Exploring New Paths to Your Roots
11th New England Regional Genealogical Conference (NERGC)
comes to Springfield, MA, 6-10 April
Lucky New Englanders! This week is NERGC, The New England Regional Genealogical Conference! It is only held every two years, but is every bit as fine a conference as any of the national ones. It's within commuting distance for lots of New Englanders, and for a very low registration fee you'll get instruction and presentations by some of the best genealogists in the country. Read all about it and pre-register here: http://www.nergc.org/NERGC2011/index.html. Or, just show up and sample the lectures. Entrance to the Exhibit Hall is free, and you'll be able to see demonstrations of all of the major genealogy software vendors. You can visit the booths of local societies, buy books & charts, learn how to make your web searches more productive and win some great raffle prizes. I promise you, if you are even slightly interested in genealogy, you'll be like a kid in ye olde candy shoppe at NERGC!
Lots of people are curious about genealogy but don't know where to begin. Of course you start by looking at your own family information, whether written or passed down to you by word of mouth. But once you have gathered that you'll want to move on to the great wide world.

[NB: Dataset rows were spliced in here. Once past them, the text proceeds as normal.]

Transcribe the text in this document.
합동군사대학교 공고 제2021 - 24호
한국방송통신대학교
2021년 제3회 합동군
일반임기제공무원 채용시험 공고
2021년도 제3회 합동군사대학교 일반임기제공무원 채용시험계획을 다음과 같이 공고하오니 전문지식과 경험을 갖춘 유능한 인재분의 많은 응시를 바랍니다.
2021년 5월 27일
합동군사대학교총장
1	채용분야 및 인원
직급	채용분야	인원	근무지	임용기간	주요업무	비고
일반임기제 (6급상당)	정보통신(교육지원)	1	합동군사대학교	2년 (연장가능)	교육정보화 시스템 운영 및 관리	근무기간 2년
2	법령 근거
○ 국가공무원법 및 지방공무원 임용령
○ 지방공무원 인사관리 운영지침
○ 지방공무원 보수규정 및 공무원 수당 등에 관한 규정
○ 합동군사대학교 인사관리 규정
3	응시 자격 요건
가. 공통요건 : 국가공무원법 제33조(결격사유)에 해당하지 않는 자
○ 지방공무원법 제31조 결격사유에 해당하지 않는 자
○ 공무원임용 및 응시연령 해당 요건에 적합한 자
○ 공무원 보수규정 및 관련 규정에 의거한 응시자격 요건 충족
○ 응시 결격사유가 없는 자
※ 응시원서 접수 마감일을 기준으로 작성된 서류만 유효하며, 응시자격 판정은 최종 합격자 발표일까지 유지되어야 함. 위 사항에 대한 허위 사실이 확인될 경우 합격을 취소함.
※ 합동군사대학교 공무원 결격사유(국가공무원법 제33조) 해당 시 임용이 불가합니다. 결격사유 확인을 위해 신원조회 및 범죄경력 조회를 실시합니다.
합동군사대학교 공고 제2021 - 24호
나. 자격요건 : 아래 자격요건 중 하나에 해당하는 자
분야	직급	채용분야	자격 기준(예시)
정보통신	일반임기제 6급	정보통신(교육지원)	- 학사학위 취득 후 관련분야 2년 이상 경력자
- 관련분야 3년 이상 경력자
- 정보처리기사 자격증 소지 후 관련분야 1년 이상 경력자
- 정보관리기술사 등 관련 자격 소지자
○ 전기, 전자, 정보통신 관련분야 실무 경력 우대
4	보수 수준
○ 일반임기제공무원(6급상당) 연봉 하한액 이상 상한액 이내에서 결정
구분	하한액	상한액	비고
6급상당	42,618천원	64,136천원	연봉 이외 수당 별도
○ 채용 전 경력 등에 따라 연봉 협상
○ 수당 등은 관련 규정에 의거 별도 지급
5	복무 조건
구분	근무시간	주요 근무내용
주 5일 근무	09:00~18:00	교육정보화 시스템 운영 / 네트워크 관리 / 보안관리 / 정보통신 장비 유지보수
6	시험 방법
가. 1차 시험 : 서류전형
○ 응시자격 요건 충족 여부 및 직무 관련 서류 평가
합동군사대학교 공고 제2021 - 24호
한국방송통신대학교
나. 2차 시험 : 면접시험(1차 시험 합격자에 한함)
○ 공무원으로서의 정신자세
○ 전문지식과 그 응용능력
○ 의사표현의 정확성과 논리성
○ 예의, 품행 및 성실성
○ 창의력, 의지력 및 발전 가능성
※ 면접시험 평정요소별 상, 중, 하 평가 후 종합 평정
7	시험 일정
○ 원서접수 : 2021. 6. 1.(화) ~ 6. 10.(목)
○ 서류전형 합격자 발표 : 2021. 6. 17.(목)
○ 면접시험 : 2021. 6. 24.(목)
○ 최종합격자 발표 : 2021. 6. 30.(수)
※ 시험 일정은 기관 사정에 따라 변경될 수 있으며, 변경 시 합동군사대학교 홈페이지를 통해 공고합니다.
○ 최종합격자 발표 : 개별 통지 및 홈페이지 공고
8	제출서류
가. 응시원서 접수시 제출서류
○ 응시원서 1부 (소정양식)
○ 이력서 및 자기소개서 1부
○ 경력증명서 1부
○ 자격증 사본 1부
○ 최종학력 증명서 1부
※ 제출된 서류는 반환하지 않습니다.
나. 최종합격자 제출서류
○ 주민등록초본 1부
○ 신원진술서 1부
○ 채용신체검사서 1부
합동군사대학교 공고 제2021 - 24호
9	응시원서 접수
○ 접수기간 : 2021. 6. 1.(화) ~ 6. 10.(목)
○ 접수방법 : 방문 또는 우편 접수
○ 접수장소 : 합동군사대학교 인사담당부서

Nowadays most people usually get their feet wet on the internet. It can be completely overwhelming at first, and Ancestry.com doesn't help beginners much with their exhortation to "just start" researching without knowing what you are looking for! Yet in a way that is good advice. Just jumping in will show you how much is out there. And you'll learn simultaneously that you need some way to weed through all of that information. How do you know what is valid? You certainly don't want to accept everything you find, because one wrong connection guarantees that you'll be offtrack for the rest of that line. For instance, if you make a mistake on your great-grandmother, it means that everyone you find after her is incorrect! You can waste years of your life following bogus lines, so you want to make sure you establish solid links between parents and children.
If you're going to take up genealogy as a hobby you need to learn about the best ways to prove those links. A large genealogy conference like NERGC will give you plenty of opportunity to learn, with multiple simultaneous tracks. Here are just a few: Immigration and Migration, English and Irish Research, DNA & Technology, Records and Sources, New England Research, Treasures, and hands-on Workshops.
What sort of a record trail did your ancestors leave? What can you expect to find for 19th Massachusetts, or 17th century Connecticut, for instance? What is considered reliable evidence? Or maybe you have broader questions, such as: How do you get into the Mayflower Society? How can you find your ancestors' homeland? Why does my family think I'm weird because I love old cemeteries? You'll find the answers to these questions and others you haven't even thought of yet in Springfield this week Thursday to Saturday.
This is a great time to take up genealogy! NBC's Who Do You Think You Are is in its second season and getting better with every episode. Universities, libraries, archives, governmental agencies and private individuals are frantically uploading original documentation. Googlebooks is making thousands and thousands of out of copyright books available (and searchable!). Even so, everything does not magically come into our homes. We still need to go to repositories and dig out original documents sometime. Find out what you have right at home, and what you need to hunt down at NERGC this week. I hope to see you there!